Aku adalah salah satu orang yang sangat tidak setuju dengan sistem mengajar di dua kelas dalam waktu yang sama. Menurutku itu sangat amat tidak efektif, aku tidak bisa memberi perhatian penuh kepada murid dan fokus menjadi terbagi-bagi. Tapi si guru kelas nampak tidak keberatan dengan semua itu. Aku hanya bisa menghela nafas.
Lonceng tanda masuk telah dibunyikan, aku melangkan menuju kelas. Langit mendung saat itu, berwarnakan kelabu. Aku mencatat sebuah lagu di papan tulis kelas empat lalu aku melangkah ke kelas 5 untuk melakukan hal yang sama. Ketika aku kembali ke kelas empat dan mengajarkan mereka untuk bernyanyi, salah seorang anak berkata:
“Bu, gelap bu. Pulang yah bu”
“Ko baru masuk sudah pulang? Nanti lah kan ada waktu pulangnya.
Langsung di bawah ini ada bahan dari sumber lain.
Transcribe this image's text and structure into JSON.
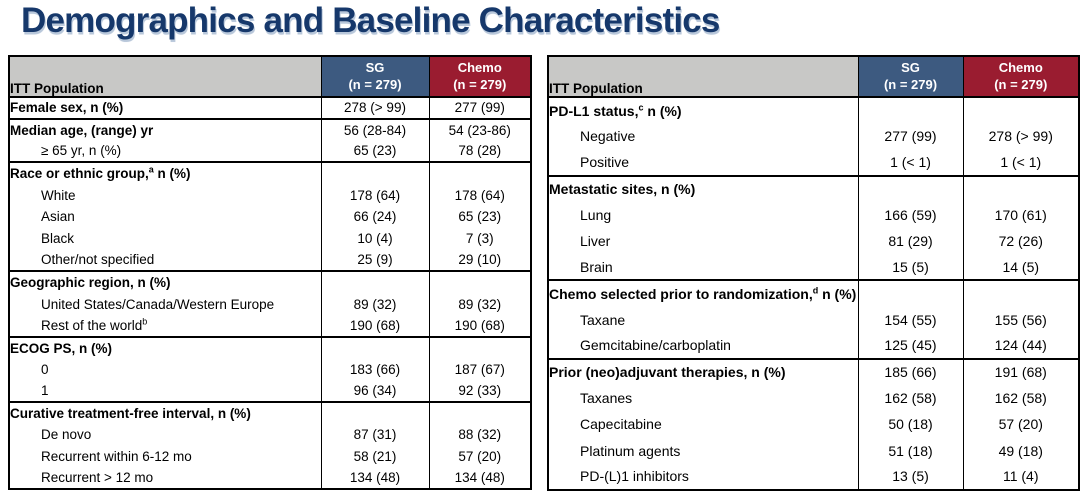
{
  "title": "Demographics and Baseline Characteristics",
  "colors": {
    "title_navy": "#16386B",
    "header_gray": "#C8C8C6",
    "sg_blue": "#3D5A80",
    "chemo_red": "#9A1C30",
    "border_black": "#000000"
  },
  "tables": [
    {
      "id": "left",
      "header": {
        "population": "ITT Population",
        "sg_name": "SG",
        "sg_n": "(n = 279)",
        "chemo_name": "Chemo",
        "chemo_n": "(n = 279)"
      },
      "groups": [
        {
          "rows": [
            {
              "label": "Female sex, n (%)",
              "bold": true,
              "sg": "278 (> 99)",
              "chemo": "277 (99)"
            }
          ]
        },
        {
          "rows": [
            {
              "label": "Median age, (range) yr",
              "bold": true,
              "sg": "56 (28-84)",
              "chemo": "54 (23-86)"
            },
            {
              "label": "≥ 65 yr, n (%)",
              "indent": true,
              "sg": "65 (23)",
              "chemo": "78 (28)"
            }
          ]
        },
        {
          "rows": [
            {
              "label": "Race or ethnic group,",
              "sup": "a",
              "label_post": " n (%)",
              "bold": true,
              "sg": "",
              "chemo": ""
            },
            {
              "label": "White",
              "indent": true,
              "sg": "178 (64)",
              "chemo": "178 (64)"
            },
            {
              "label": "Asian",
              "indent": true,
              "sg": "66 (24)",
              "chemo": "65 (23)"
            },
            {
              "label": "Black",
              "indent": true,
              "sg": "10 (4)",
              "chemo": "7 (3)"
            },
            {
              "label": "Other/not specified",
              "indent": true,
              "sg": "25 (9)",
              "chemo": "29 (10)"
            }
          ]
        },
        {
          "rows": [
            {
              "label": "Geographic region, n (%)",
              "bold": true,
              "sg": "",
              "chemo": ""
            },
            {
              "label": "United States/Canada/Western Europe",
              "indent": true,
              "sg": "89 (32)",
              "chemo": "89 (32)"
            },
            {
              "label": "Rest of the world",
              "sup": "b",
              "indent": true,
              "sg": "190 (68)",
              "chemo": "190 (68)"
            }
          ]
        },
        {
          "rows": [
            {
              "label": "ECOG PS, n (%)",
              "bold": true,
              "sg": "",
              "chemo": ""
            },
            {
              "label": "0",
              "indent": true,
              "sg": "183 (66)",
              "chemo": "187 (67)"
            },
            {
              "label": "1",
              "indent": true,
              "sg": "96 (34)",
              "chemo": "92 (33)"
            }
          ]
        },
        {
          "rows": [
            {
              "label": "Curative treatment-free interval, n (%)",
              "bold": true,
              "sg": "",
              "chemo": ""
            },
            {
              "label": "De novo",
              "indent": true,
              "sg": "87 (31)",
              "chemo": "88 (32)"
            },
            {
              "label": "Recurrent within 6-12 mo",
              "indent": true,
              "sg": "58 (21)",
              "chemo": "57 (20)"
            },
            {
              "label": "Recurrent > 12 mo",
              "indent": true,
              "sg": "134 (48)",
              "chemo": "134 (48)"
            }
          ]
        }
      ]
    },
    {
      "id": "right",
      "header": {
        "population": "ITT Population",
        "sg_name": "SG",
        "sg_n": "(n = 279)",
        "chemo_name": "Chemo",
        "chemo_n": "(n = 279)"
      },
      "groups": [
        {
          "rows": [
            {
              "label": "PD-L1 status,",
              "sup": "c",
              "label_post": " n (%)",
              "bold": true,
              "sg": "",
              "chemo": ""
            },
            {
              "label": "Negative",
              "indent": true,
              "sg": "277 (99)",
              "chemo": "278 (> 99)"
            },
            {
              "label": "Positive",
              "indent": true,
              "sg": "1 (< 1)",
              "chemo": "1 (< 1)"
            }
          ]
        },
        {
          "rows": [
            {
              "label": "Metastatic sites, n (%)",
              "bold": true,
              "sg": "",
              "chemo": ""
            },
            {
              "label": "Lung",
              "indent": true,
              "sg": "166 (59)",
              "chemo": "170 (61)"
            },
            {
              "label": "Liver",
              "indent": true,
              "sg": "81 (29)",
              "chemo": "72 (26)"
            },
            {
              "label": "Brain",
              "indent": true,
              "sg": "15 (5)",
              "chemo": "14 (5)"
            }
          ]
        },
        {
          "rows": [
            {
              "label": "Chemo selected prior to randomization,",
              "sup": "d",
              "label_post": " n (%)",
              "bold": true,
              "sg": "",
              "chemo": ""
            },
            {
              "label": "Taxane",
              "indent": true,
              "sg": "154 (55)",
              "chemo": "155 (56)"
            },
            {
              "label": "Gemcitabine/carboplatin",
              "indent": true,
              "sg": "125 (45)",
              "chemo": "124 (44)"
            }
          ]
        },
        {
          "rows": [
            {
              "label": "Prior (neo)adjuvant therapies, n (%)",
              "bold": true,
              "sg": "185 (66)",
              "chemo": "191 (68)"
            },
            {
              "label": "Taxanes",
              "indent": true,
              "sg": "162 (58)",
              "chemo": "162 (58)"
            },
            {
              "label": "Capecitabine",
              "indent": true,
              "sg": "50 (18)",
              "chemo": "57 (20)"
            },
            {
              "label": "Platinum agents",
              "indent": true,
              "sg": "51 (18)",
              "chemo": "49 (18)"
            },
            {
              "label": "PD-(L)1 inhibitors",
              "indent": true,
              "sg": "13 (5)",
              "chemo": "11 (4)"
            }
          ]
        }
      ]
    }
  ]
}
Sudah kita bernyanyi kembali ya!”
Selesai bernyanyi aku pindah ke kelas 5 untuk melakukan hal yang sama. Tiba-tiba ada cahaya kilat disertai deru halilintar yang sangat keras. Anak-anak pun berteriak sambil berpelukan.
“Bu takut bu,,,,” teriak mereka.
Mereka merengek minta pulang. Kilat dan halilintar pun kembali muncul. Seluruh murid berpelukan, bahkan ada yang menangis. Aku pun menenangkan mereka dan segera berlari ke ruang guru. Aku ingin bertanya kepada guru kelas mereka apakah boleh kelas dibubarkan karena cuaca yang buruk. Tapi apa yang aku dapatkan? Aku mendapatkan ruang guru yang gelap dan tidak ada siapa-siapa di sana. Sang guru kelas telah angkat kaki terlebih dahulu sebelum waktunya.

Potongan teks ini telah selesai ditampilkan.